The external shots of London’s urban estates at night give it a vibrance and coolness but as the film progresses we learn, along with our protagonist, that under this exterior hides a darker side to London that often goes unnoticed if it’s not reported as front page news. Deeley being a music journalist gives Spencer and composer Christopher Nicholas Bangs a good reason to really utilise the score and soundtrack to provide insight into Deeley’s character and his slow decent towards internal turmoil. Using a combination of strings, lo-fi electronica and sub-sonic orchestration Spencer successfully creates an increasing sense of foreboding danger and paranoia heightened by long takes and sustained single shot scenes. The minimal dialogue throughout the whole film makes it more of a visual affair, paying close attention to the effects of fear and panic, really allowing the small cast to live and breathe their roles.

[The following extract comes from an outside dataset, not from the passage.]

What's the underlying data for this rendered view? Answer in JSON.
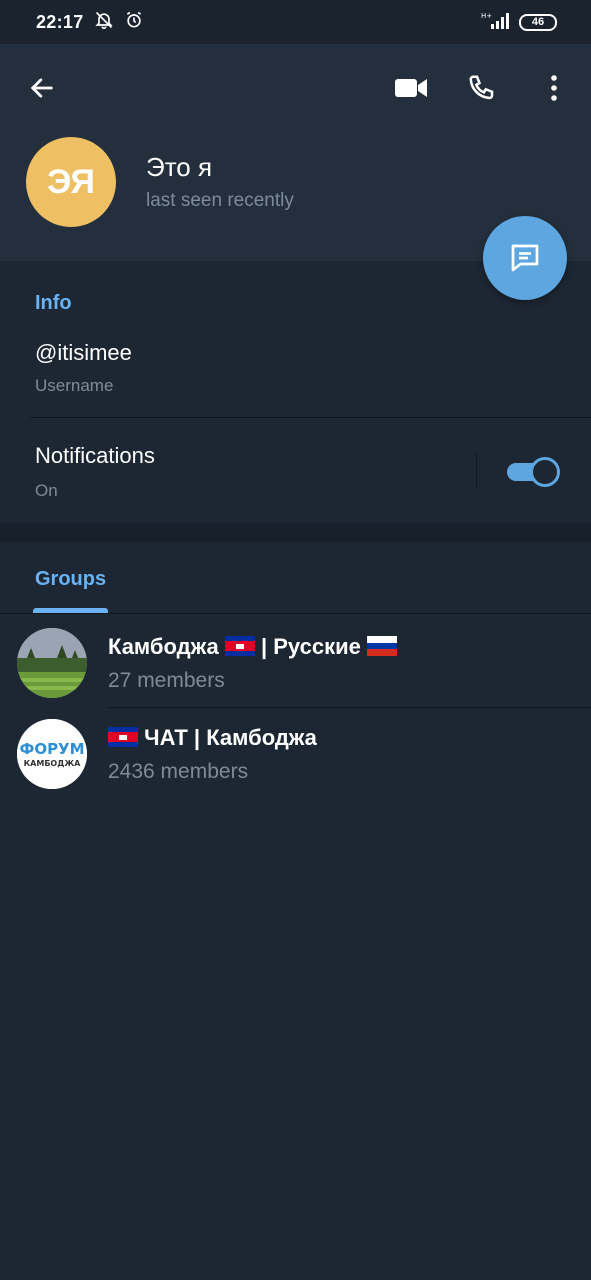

Sean Spencer pulls back the veil on London’s underworld in this wonderfully shot British film
Although small, the entire cast were all picked perfectly for their roles. David Gyasi (Interstellar) can be seen as a modern day, urban James Stewart but with less of the cheek and charisma, with no detriment of his performance. Suffering with a type of agoraphobia Deeley’s character is forced to communicate his thoughts and feelings visually, which Gyasi does very astutely. Deeley isn’t a macho type of guy, deep down he’s good and you can see the conflict he feels with some of the actions he’s forced to take through Gyasi’s almost down played performance. Pippa Nixon’s character isn’t in it a huge amount, but like Deeley, Amy has secrets which she is forced to battle with when she must choose whether or not to help him. Nixon successfully mediates between a cold and blunt performance which eventually melts into something warm and caring as her character is drawn deeper into Deeley’s desperate attempt to do the right thing.
Panic is a slow burner and doesn’t really have much of a pay off. But don’t let that stop you from seeing it. It’s awkward and painful to watch at times but it’s really something that should be seen if only for the visual quality of the filming. It’s not for everyone but if you do give it a chance you won’t be disappointed.